Perusal of the space reveals much hardware that is part and parcel of the schooling process. Among those included we find a blackboard, an abacus, 3-dimensional models of land forms and planet earth, and a vintage slide projector displaying an exotic and faded scene that could be set in Asia or the Middle East.
Noticeably absent, though, is the expected printed matter. Shelves filled with reference books or wall mounted charts and maps are no where to be seen. Textual elements do appear, but there are only a couple of them. Though their role is limited, it is also a very important one and not necessarily immediately recognisable. For me, their notice presented the first clues of the exhibition’s true substance.
Before that my attention was held by what could be called the preamble: the inherent beauty of Gryta’s choice of materials and ways he’s treated their surfaces. The crumpled fabric used to cover unused children’s furniture, the gilded entablatures, the well worn blackboard, the patinated wood of the abacus, and the scratched and besmirched skins of the metal discs collectively convey a sense of absence and melancholy connected to some misbegotten past. One might all too easily assume these visions derive from the fragmented memories of Gryta’s childhood. In actuality, some of them go back further. Moreover, they span a much wider range of concerns.

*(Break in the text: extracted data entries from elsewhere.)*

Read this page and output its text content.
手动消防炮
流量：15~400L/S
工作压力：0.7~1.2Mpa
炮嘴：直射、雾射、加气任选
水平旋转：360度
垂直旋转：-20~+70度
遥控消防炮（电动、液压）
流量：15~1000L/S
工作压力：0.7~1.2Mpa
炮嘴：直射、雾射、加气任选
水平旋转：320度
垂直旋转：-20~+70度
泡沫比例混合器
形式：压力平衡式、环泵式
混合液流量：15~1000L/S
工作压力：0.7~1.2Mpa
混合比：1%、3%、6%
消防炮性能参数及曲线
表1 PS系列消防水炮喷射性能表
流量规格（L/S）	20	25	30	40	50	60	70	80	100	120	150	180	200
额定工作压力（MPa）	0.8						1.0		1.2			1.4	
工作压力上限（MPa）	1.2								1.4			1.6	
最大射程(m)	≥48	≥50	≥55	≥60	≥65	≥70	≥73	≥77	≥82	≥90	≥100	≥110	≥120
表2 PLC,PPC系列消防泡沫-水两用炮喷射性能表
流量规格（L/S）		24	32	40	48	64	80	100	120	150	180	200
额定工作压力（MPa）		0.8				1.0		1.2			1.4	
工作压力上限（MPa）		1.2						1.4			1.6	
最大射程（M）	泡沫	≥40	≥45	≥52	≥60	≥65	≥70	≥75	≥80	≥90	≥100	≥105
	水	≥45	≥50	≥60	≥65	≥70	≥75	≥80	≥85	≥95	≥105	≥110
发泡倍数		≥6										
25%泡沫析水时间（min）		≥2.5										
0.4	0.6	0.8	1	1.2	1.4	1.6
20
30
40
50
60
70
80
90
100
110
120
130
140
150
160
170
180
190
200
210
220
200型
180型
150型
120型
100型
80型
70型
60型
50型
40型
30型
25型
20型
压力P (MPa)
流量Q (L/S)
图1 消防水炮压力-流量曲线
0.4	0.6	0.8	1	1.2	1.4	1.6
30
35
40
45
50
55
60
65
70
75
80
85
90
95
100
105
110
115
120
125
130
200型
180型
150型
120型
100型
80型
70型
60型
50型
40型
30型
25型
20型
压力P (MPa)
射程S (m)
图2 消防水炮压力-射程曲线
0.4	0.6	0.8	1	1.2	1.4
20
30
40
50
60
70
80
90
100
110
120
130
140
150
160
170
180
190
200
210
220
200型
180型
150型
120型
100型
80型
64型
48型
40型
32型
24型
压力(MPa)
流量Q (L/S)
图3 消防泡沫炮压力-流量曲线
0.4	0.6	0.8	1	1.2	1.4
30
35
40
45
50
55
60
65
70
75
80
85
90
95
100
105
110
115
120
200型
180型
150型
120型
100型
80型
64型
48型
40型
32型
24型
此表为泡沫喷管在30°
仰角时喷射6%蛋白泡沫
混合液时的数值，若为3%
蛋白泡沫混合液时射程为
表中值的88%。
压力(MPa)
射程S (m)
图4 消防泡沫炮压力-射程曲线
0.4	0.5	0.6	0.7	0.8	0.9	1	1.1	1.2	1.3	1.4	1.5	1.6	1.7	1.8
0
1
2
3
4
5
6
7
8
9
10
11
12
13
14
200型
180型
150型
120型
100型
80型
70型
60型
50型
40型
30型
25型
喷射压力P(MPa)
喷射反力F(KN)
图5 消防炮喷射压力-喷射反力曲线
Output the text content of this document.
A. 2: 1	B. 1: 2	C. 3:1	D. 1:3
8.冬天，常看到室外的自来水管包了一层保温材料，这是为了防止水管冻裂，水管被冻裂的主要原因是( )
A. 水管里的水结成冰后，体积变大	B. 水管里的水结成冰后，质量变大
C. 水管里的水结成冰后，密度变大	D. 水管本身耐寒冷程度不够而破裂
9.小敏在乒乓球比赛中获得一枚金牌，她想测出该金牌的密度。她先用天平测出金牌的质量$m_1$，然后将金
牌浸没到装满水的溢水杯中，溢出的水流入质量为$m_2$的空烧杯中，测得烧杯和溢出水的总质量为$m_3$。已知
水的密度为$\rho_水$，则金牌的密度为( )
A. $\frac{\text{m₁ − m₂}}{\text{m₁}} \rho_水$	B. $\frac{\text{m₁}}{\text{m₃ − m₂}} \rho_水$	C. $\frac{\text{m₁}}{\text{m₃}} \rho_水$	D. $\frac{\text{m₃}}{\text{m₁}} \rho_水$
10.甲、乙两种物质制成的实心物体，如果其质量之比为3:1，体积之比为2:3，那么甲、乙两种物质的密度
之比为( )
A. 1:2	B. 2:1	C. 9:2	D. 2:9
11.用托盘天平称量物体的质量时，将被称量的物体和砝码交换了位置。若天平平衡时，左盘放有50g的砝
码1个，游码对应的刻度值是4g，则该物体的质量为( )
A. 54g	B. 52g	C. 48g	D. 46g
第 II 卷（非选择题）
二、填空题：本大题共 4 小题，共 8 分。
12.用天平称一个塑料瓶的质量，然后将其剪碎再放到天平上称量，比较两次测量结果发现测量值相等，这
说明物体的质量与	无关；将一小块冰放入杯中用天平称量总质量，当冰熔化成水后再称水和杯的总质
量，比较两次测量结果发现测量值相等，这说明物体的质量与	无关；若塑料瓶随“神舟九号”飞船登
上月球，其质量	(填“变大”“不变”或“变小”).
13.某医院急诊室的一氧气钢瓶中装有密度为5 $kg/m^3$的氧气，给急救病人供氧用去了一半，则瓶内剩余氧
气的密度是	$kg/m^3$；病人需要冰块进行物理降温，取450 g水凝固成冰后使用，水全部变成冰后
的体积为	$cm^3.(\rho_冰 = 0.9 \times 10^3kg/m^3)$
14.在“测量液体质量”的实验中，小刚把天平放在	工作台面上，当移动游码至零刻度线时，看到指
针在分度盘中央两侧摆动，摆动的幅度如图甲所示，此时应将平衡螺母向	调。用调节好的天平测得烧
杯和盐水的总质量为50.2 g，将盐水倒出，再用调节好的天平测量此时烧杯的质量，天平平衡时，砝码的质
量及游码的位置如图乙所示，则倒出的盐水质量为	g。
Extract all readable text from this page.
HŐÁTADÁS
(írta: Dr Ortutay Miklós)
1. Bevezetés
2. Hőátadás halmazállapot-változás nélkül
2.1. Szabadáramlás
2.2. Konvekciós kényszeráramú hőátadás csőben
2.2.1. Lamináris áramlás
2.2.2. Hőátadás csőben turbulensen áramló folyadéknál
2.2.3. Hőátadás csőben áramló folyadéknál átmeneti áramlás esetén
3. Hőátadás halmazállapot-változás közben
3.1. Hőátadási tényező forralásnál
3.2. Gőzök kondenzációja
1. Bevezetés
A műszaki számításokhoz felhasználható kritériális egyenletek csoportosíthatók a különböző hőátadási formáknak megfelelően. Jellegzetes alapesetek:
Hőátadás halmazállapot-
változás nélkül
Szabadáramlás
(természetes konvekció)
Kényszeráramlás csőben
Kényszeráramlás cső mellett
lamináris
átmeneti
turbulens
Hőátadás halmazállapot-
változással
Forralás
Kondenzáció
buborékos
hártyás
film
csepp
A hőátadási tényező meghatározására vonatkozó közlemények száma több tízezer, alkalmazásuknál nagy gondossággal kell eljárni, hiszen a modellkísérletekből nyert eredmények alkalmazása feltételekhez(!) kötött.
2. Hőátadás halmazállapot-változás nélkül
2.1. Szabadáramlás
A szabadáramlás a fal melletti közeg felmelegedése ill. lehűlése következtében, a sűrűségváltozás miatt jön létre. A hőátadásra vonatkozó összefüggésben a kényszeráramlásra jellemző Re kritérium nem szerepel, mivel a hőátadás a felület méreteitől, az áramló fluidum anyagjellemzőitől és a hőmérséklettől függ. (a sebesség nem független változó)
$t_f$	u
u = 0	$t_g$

Things changed when I begin to look at things a little more closely and finally focused on the textual components. As a casual viewer, the list of names on the black wall mounted plaques meant nothing to me, but once I read the work’s contradictory title: Vuoden 39 luokkakokous / Year of 39 class reunion (2014), I was hit by its most tragic aura and everything suddenly came into focus. The horrific feeling is also echoed in the minute lines of Adam Zagajewski’s elegiac poems. Etched into parts of Yhdistetty maantiedon ja historian oppitunti / Consolidated geography and history lesson (2017), they reference unspeakable events. Zagajewski variously notes a black landscape, a blackened river, endless winters and speaks about the plight of refugees at different times and in different places around the world.
Taken together, these works question history’s teachings. Gryta effectively capitalises on Polish history and uses it to highlight what continues to be a global concern, for even to this day, people continue to be subjected to the same type of crisis – one that is marked by upheaval, displacement and the loss of life. As such, the exhibition is most perplexing and bears an unexpected sense of urgency.
And, perhaps, it is the seemingly benign circle-drawing hand of Luokan edessä / At the front of the class (2016-2017) that ultimately makes the greatest impact in this regard. At first the rather weak and plaintive screeches produced by the hand marking the chalkboard seem insignificant, even amusing. But stand there listening to it for an extended period of time and the sound begins to annoy, then infuriate. Just imagine having to listen to it day in and day out. Just imagine the trivial gesture’s mind numbing potential. Just imagine how minor disturbances ostensibly turn into major catastrophes.
Gallery visitors, of course, have the option of walking away from anything that makes them feel uncomfortable. Others may consider the artist has become far too self-absorbed. For anyone with acquaintances, friends, parents or grandparents who have experienced and spoken about such atrocious events, Gryta’s work is supremely credible. Most importantly, he reminds us that such affairs are not necessarily consigned to the past. Despite the many who have suffered, there may continue to be many who will not be able to influence their fate.